My kids’ school doesn’t ban books. I checked. And yours?

Students in Missouri’s Republic school district won’t find Kurt Vonnegut’s Slaughterhouse Five or Sarah Ockler’s Twenty Boy Summer in their school libraries. Classics like The Great Gatsby, The Catcher in the Rye, and The Grapes of Wrath are on every “top banned books” list in the country.

I wanted to know what unpopular literature my kids may not have access to at school, and thought I could turn it into a valuable lesson, so I asked my middle-schoolers to check with their librarians. They even explained that Mom expressed an interest in “writing about banned books”. Operation Lesson Learned was a no-go; the librarian they asked put the [temporary] kibosh on our lesson by refusing to provide a list of banned books. “That’s that”, my daughter summed up. Not so fast. The list of censored material was censored?

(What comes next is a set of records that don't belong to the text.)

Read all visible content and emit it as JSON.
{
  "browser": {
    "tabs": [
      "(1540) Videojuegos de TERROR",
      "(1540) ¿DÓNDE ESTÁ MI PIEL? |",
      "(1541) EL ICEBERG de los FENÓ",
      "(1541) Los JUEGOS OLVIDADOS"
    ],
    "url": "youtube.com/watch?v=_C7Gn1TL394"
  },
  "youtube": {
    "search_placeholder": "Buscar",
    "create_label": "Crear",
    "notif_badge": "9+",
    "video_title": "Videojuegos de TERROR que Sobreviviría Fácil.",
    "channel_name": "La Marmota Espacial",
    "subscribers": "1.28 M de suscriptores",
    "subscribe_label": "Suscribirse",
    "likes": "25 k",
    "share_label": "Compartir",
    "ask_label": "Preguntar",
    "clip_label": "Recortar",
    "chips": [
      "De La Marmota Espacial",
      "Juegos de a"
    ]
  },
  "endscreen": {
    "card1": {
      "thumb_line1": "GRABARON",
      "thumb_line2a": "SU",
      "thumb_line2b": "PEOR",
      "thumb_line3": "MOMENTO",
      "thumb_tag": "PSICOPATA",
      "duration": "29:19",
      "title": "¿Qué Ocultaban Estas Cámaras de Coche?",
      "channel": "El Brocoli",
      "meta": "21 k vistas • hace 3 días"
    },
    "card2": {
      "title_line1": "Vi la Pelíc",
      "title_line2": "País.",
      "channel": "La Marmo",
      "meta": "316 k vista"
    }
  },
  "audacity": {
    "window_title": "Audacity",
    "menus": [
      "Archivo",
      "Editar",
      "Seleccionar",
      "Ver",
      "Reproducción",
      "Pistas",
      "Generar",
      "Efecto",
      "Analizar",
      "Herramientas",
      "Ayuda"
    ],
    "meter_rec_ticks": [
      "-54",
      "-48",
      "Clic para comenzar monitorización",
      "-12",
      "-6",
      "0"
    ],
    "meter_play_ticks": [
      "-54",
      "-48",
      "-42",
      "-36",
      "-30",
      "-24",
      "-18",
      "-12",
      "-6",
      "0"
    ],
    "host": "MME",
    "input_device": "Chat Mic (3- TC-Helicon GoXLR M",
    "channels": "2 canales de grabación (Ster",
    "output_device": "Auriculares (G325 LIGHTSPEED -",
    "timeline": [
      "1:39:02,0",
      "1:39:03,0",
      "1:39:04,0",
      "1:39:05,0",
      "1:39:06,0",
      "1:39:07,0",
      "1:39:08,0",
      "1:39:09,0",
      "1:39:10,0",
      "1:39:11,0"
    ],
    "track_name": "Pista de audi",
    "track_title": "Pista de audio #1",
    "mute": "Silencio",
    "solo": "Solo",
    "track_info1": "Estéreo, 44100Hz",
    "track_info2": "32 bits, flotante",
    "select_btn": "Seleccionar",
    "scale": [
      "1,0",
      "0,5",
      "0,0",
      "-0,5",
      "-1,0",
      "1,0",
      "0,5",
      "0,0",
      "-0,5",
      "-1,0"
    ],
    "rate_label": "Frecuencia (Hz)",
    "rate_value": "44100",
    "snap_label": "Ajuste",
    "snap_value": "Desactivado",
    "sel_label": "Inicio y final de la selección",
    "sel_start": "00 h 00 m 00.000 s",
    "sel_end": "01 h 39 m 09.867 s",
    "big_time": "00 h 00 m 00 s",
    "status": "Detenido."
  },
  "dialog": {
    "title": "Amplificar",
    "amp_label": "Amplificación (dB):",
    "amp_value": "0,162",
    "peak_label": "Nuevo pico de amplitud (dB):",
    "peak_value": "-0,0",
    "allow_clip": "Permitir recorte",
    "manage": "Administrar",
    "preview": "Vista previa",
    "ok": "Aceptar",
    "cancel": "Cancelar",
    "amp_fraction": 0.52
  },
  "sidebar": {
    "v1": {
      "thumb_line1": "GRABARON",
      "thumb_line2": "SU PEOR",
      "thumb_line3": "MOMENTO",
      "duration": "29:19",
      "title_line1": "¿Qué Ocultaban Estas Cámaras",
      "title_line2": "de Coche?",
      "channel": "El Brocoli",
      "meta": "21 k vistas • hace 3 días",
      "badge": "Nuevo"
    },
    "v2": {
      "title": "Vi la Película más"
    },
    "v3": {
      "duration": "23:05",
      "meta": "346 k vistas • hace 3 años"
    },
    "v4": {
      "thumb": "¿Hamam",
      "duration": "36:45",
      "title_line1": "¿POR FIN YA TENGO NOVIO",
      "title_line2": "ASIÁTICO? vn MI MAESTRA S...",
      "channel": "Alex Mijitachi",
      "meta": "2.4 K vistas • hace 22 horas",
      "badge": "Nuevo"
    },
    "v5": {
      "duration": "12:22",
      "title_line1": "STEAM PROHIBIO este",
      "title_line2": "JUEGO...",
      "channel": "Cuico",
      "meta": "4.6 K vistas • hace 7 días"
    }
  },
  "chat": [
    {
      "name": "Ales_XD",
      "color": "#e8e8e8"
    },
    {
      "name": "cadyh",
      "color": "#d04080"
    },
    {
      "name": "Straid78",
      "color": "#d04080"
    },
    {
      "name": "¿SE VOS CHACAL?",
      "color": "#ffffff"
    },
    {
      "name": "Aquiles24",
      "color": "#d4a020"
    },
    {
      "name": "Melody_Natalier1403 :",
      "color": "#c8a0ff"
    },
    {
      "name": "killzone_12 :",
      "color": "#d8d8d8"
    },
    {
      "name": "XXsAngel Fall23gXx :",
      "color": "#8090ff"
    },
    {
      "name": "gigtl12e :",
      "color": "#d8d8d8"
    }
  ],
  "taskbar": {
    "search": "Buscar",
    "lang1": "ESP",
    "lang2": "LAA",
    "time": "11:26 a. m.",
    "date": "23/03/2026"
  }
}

Since it was after school hours at this point, I called my local public library. I spoke with a friendly voice in the reference section about how to obtain a list of banned books in my area and/or in my school district. I explained that I had fruitlessly checked the district’s website and that my children were refused a list at school. After an assurance that the Wentzville branch of public libraries did not participate in censorship, I was told that the absence of a list from the school district may mean that there aren’t any banned materials. Furthermore, banning is different than “challenged” materials. I was directed to the American Library Association website for more information.

Apparently a challenge is the first step in “removing or restricting” material. For schools, this may mean a person or group of people would approach the school board and challenge a book or idea being used or available in a school. Usually it is done to protect children from ideas or knowledge that challenge instigators find undesirable or disagreeable. When a challenge is made, a committee is formed to determine if it has merit. A banning is simply a successful challenge and more rare than you may think.

Through a series of informative charts and graphs on the ALA’s website, I picked up a few more things. First, as previously noted, the books most often challenged and/or banned are also the most read and in most cases the most praised. One could argue that banning a book makes reading it more desirable. The top four reasons given for challenging a book in order from most to least: sex, offensive language, violence, age appropriateness. (what is up with our sex hang-ups anyway?)

So I know how and [mostly] why it’s done but I still don’t know which, if any, materials are banned in my kids’ school district. The list was so difficult to obtain, it was either highly offensive or non-existent. At this point, I was no longer mildly curious. I was going to get that information from someone, somewhere. It was time for another phone call.

I rang up the kids’ school and connected with the library. After explaining what I was after, I was transferred to the head librarian’s desk where I left a message. Soon after, my phone buzzed the Star Trek theme song. Bingo.

The good news is that there wasn’t a big secret. The head librarian did not know of any banned books (she would know, right?) and in the many years she has held her position, she told me she has participated in only one challenge committee. The challenge: a book called Puppies. The reason for the challenge: a single reference to the word ‘bitch’ as it applies to…yep, puppies. Because the single reference to the term ‘bitch’ was used in an informative context and not intended as derogatory, it was deemed appropriate usage and the challenge went nowhere.

The potential bad news is that I have yet to get a definitive answer. Given the lack of information online, the word of my school’s head librarian, and the lack of student or parent outrage, I’ll assume our school is relatively censorship-free. Little to no censoring insofar as it applies to books, anyway.

The lesson, I told my kids, is that while it is okay to have and promote your own beliefs and opinions, it’s not okay to [systemically or otherwise] force them on others. It’s okay to decide what books your children read, it’s not okay to make that decision on behalf of other parents. Why? Perhaps because our forefathers understood that knowledge is power and the desire to ensure the people had this power led to writing of the very first amendment to the Constitution. The more varied and culturally diverse the information we have access to, the more knowledgeable—and thus powerful–we can be.